The only dates that truly matter to the Lakers are May 29 and the two months that follow, the NBA playoff schedule that ultimately will decide whether this season was a success or not.
In the meantime, things might get tough to stomach.
If James misses six weeks, that takes the Lakers into May — a 21-game stretch in which more than half of their opponents are currently in the top eight in their conference. Help may come at the trade deadline or via the buyout market, but on-court continuity is going to have to wait.
Video highlights from the Lakers’ loss to the Suns in Phoenix on March 21, 2021.
Instead the Lakers will try to make it work with the guys who are left, players like Morris who acknowledged being drained before the All-Star break because last season for the Lakers still doesn’t actually feel like it ended.
“The two seasons have blended together with the short offseason. We did draw confidence from the adversity we faced throughout last year that helped us in the playoffs,” Vogel said with some optimism. “And this is the next version of that. Different circumstances of course but [it’s] a lesson that the returning group grew from last year, that these challenges strengthen you throughout the course of a season if you remain together and will benefit you come playoff time.”
They just have to get there. After Sunday’s games, the Lakers are six games ahead of seventh place in the West in the win column, a number that’s important because teams 7-10 in each conference will take part in a play-in tournament.
The Lakers still could face new challenges. They’re still playing in a pandemic, the virus with tremendous ability to remove a player from your plans with just one nasal swab. And pushing forward with new players doing more, while it’s an opportunity for growth, it also has drawbacks for a contender.

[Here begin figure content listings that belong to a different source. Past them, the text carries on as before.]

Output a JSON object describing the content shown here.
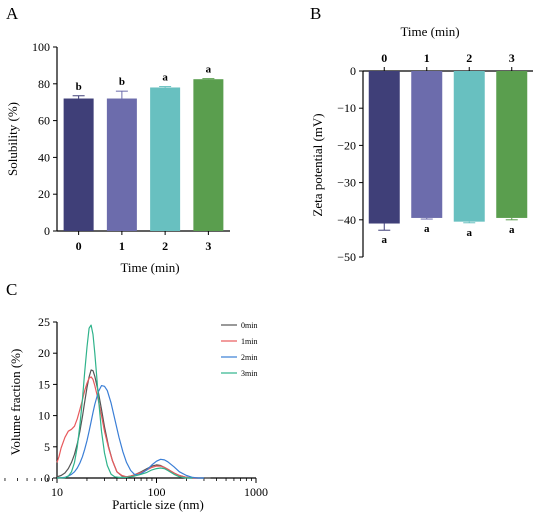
{
  "panels": {
    "a": "A",
    "b": "B",
    "c": "C"
  },
  "chart_data": [
    {
      "type": "bar",
      "categories": [
        "0",
        "1",
        "2",
        "3"
      ],
      "values": [
        72,
        72,
        78,
        82.5
      ],
      "errors": [
        1.5,
        4,
        0.5,
        0.3
      ],
      "significance": [
        "b",
        "b",
        "a",
        "a"
      ],
      "colors": [
        "#3f3f78",
        "#6c6cac",
        "#68c0c0",
        "#5a9e4e"
      ],
      "xlabel": "Time (min)",
      "ylabel": "Solubility (%)",
      "ylim": [
        0,
        100
      ],
      "yticks": [
        "0",
        "20",
        "40",
        "60",
        "80",
        "100"
      ]
    },
    {
      "type": "bar",
      "categories": [
        "0",
        "1",
        "2",
        "3"
      ],
      "values": [
        -41,
        -39.5,
        -40.5,
        -39.5
      ],
      "errors": [
        1.8,
        0.3,
        0.3,
        0.5
      ],
      "significance": [
        "a",
        "a",
        "a",
        "a"
      ],
      "colors": [
        "#3f3f78",
        "#6c6cac",
        "#68c0c0",
        "#5a9e4e"
      ],
      "xlabel": "Time (min)",
      "ylabel": "Zeta potential (mV)",
      "ylim": [
        -50,
        0
      ],
      "yticks": [
        "0",
        "−10",
        "−20",
        "−30",
        "−40",
        "−50"
      ],
      "xaxis_position": "top"
    },
    {
      "type": "line",
      "xlabel": "Particle size (nm)",
      "ylabel": "Volume fraction (%)",
      "xscale": "log",
      "xlim": [
        10,
        1000
      ],
      "xticks": [
        "10",
        "100",
        "1000"
      ],
      "ylim": [
        0,
        25
      ],
      "yticks": [
        "0",
        "5",
        "10",
        "15",
        "20",
        "25"
      ],
      "legend_position": "top-right",
      "series": [
        {
          "name": "0min",
          "color": "#555555",
          "x": [
            10,
            11,
            12,
            13,
            14,
            15,
            16,
            17,
            18,
            19,
            20,
            21,
            22,
            23,
            24,
            26,
            28,
            30,
            33,
            36,
            40,
            45,
            50,
            55,
            60,
            70,
            80,
            90,
            100,
            110,
            120,
            130,
            150,
            170,
            200,
            230,
            260,
            300,
            350
          ],
          "y": [
            0.2,
            0.4,
            0.8,
            1.5,
            2.5,
            3.8,
            5.5,
            7.5,
            9.8,
            12.2,
            14.5,
            16.2,
            17.3,
            17.2,
            16.3,
            13.8,
            11.0,
            8.2,
            5.0,
            2.8,
            1.0,
            0.3,
            0.2,
            0.3,
            0.5,
            1.0,
            1.5,
            1.9,
            2.1,
            2.0,
            1.7,
            1.4,
            0.8,
            0.4,
            0.1,
            0,
            0,
            0,
            0
          ]
        },
        {
          "name": "1min",
          "color": "#e8595c",
          "x": [
            10,
            10.5,
            11,
            12,
            13,
            14,
            15,
            16,
            17,
            18,
            19,
            20,
            21,
            22,
            23,
            24,
            26,
            28,
            30,
            33,
            36,
            40,
            45,
            50,
            55,
            60,
            70,
            80,
            90,
            100,
            110,
            120,
            130,
            150,
            170,
            200,
            230,
            260
          ],
          "y": [
            2.5,
            3.5,
            4.8,
            6.5,
            7.5,
            7.8,
            8.3,
            9.5,
            11.0,
            12.5,
            14.0,
            15.2,
            16.0,
            16.2,
            15.8,
            14.8,
            12.5,
            10.0,
            7.5,
            4.8,
            2.8,
            1.0,
            0.4,
            0.2,
            0.3,
            0.5,
            0.9,
            1.3,
            1.7,
            1.9,
            1.9,
            1.7,
            1.4,
            0.8,
            0.4,
            0.1,
            0,
            0
          ]
        },
        {
          "name": "2min",
          "color": "#3a7ed6",
          "x": [
            10,
            11,
            12,
            13,
            14,
            15,
            16,
            17,
            18,
            19,
            20,
            21,
            22,
            23,
            24,
            26,
            28,
            30,
            32,
            35,
            38,
            42,
            46,
            50,
            55,
            60,
            65,
            70,
            80,
            90,
            100,
            110,
            120,
            130,
            150,
            170,
            200,
            230,
            260,
            300
          ],
          "y": [
            0,
            0.05,
            0.1,
            0.3,
            0.6,
            1.0,
            1.6,
            2.4,
            3.4,
            4.6,
            6.0,
            7.5,
            9.0,
            10.5,
            11.8,
            13.8,
            14.8,
            14.7,
            14.0,
            12.0,
            9.5,
            6.5,
            4.2,
            2.5,
            1.2,
            0.6,
            0.5,
            0.7,
            1.3,
            2.1,
            2.7,
            3.0,
            2.9,
            2.6,
            1.8,
            1.0,
            0.4,
            0.1,
            0,
            0
          ]
        },
        {
          "name": "3min",
          "color": "#2fb38b",
          "x": [
            10,
            12,
            13,
            14,
            15,
            16,
            17,
            18,
            19,
            20,
            21,
            22,
            23,
            24,
            25,
            26,
            28,
            30,
            32,
            35,
            38,
            42,
            46,
            50,
            60,
            70,
            80,
            90,
            100,
            110,
            120,
            130,
            150,
            170,
            200,
            230
          ],
          "y": [
            0,
            0.05,
            0.3,
            1.0,
            2.5,
            5.0,
            8.5,
            12.5,
            17.0,
            21.0,
            24.0,
            24.5,
            23.0,
            20.0,
            16.5,
            13.0,
            7.5,
            4.0,
            2.0,
            0.6,
            0.2,
            0.1,
            0.1,
            0.1,
            0.3,
            0.6,
            0.9,
            1.3,
            1.5,
            1.6,
            1.5,
            1.2,
            0.6,
            0.2,
            0,
            0
          ]
        }
      ]
    }
  ]
}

“The problem with two big guys missing time is you put a big tax on role players,” the scout said. “What they don’t want to see is Dennis get hurt or Kuzma tweaking something because he’s now playing such a big role.”
The goal for the Lakers remains the same — get to the playoffs healthy. It was always going to be hard. And it still is.
“Whether it’s guys being out or the quick turnaround dealing with the COVID restrictions, everybody has to manage all of these things,” Vogel said. “And our guys have been troopers with all that stuff and competed through it. You always want to win every game. You always look at the standings and feel like there’s a few more you could’ve won, but our guys are doing a good job
“And we’re gonna continue to compete and honor the game right way and compete the right way and win as many games as possible during this stretch.”
It just might not be possible to win that many.